With engagement issues so pivotal, panel vendors seek ways to provide upstream design guidance to improve experiences proactively. That’s quite different from reactively screening out disengaged results.
“We really need to be able to review surveys before they go into the field to eliminate problems from the start,” Giles says. “Large language models, best practices, and other tools can help improve designs.”
He also points to creative formats beyond surveys, like chatbots and interactive storytelling, that produce higher engagement.
Collaboration is another opportunity, Giles highlights.
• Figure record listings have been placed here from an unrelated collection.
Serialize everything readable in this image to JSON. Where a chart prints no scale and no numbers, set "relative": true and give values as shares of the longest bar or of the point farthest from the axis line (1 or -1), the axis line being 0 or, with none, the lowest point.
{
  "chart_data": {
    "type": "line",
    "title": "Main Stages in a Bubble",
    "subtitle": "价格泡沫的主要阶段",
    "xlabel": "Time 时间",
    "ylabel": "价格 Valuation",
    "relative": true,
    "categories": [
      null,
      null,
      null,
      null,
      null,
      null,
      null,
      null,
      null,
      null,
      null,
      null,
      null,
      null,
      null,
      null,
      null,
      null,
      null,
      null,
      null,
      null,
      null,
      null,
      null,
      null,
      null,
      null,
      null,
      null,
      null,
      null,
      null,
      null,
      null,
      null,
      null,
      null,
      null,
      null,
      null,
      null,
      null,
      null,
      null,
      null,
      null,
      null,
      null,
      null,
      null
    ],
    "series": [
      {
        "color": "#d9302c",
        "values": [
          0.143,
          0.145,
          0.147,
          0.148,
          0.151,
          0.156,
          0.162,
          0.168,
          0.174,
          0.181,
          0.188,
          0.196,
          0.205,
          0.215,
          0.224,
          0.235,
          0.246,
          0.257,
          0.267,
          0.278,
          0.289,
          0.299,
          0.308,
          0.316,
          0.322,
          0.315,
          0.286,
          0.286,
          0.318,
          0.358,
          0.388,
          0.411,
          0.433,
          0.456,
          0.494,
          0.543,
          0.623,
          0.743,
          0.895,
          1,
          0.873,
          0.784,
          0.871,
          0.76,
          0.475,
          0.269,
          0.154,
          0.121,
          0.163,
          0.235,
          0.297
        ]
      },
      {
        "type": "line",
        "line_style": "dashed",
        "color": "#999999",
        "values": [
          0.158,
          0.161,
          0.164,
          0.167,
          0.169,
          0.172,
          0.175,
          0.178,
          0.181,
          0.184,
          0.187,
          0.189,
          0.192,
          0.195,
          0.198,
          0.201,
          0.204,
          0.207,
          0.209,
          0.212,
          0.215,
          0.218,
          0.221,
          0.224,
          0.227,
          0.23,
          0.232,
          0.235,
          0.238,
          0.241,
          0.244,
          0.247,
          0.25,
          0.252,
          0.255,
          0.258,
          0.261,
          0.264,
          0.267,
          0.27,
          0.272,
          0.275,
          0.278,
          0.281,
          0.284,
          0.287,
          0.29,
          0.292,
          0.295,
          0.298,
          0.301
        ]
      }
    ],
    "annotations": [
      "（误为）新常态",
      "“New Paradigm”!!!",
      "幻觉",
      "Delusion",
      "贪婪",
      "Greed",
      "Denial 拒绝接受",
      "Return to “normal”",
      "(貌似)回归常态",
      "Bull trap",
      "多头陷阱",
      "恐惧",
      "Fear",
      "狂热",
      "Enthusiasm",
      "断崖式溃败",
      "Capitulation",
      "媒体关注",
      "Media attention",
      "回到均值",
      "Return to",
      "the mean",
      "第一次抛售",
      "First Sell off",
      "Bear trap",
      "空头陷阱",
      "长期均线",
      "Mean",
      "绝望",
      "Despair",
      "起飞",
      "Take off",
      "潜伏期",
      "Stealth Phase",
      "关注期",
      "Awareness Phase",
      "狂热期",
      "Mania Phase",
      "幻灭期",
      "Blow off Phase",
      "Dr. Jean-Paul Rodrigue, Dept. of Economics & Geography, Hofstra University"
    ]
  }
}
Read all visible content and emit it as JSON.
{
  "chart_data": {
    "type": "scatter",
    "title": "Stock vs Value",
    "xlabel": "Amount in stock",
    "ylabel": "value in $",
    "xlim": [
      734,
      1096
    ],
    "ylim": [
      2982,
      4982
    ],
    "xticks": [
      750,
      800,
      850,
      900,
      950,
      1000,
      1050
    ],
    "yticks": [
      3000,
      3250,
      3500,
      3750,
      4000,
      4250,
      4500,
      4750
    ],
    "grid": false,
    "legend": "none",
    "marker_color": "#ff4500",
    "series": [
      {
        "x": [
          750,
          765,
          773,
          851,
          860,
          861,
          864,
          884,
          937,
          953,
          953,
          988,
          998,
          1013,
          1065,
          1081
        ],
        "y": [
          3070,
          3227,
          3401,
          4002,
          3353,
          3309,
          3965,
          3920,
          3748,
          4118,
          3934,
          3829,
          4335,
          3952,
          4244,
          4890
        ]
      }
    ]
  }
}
“We need open dialogues with researchers on how we can help each other get better,” Giles said.
Additionally, panels evolve advanced techniques for identifying and combating malicious fraud. Artificial intelligence models grow better at teasing out patterns like response consistencies that signal automation rather than human respondents. Other options include adding biometric checks like facial recognition and iris scans to confirm real users.
But Giles cautions the arms race of fighting automated tools with more advanced tools.
“The evidence of actual AI bots posing as human respondents remains low,” he comments. “As threats emerge, focus stays on thoughtful and ethical precautions.”
Driving Lasting Results: What Does Progress Look Like from Here?
As an industry, let’s align to drive meaningful change. That can include:
Increase focus on respondent experience metrics.
“If we see uptake on tools helping reward respondents better and reduce repetitiveness, we’ll know researchers feel accountable too,” Giles said.
Speed does not sacrifice quality.
“If clients worry less about benchmark sample sizes and give us the flexibility to ramp verification as needed, it’s progress,” notes Giles.
Collaboration matters.
He also predicts advisory roles emerging between panels and research teams – spanning preferred vendor lists down to bespoke consultation on optimizing specific survey performance.
Through collaboration and shared accountability, the agents powering the insights ecosystem can elevate quality to the forefront – earning back diminished trust in the underlying online sample model that makes market research so accessible for so many.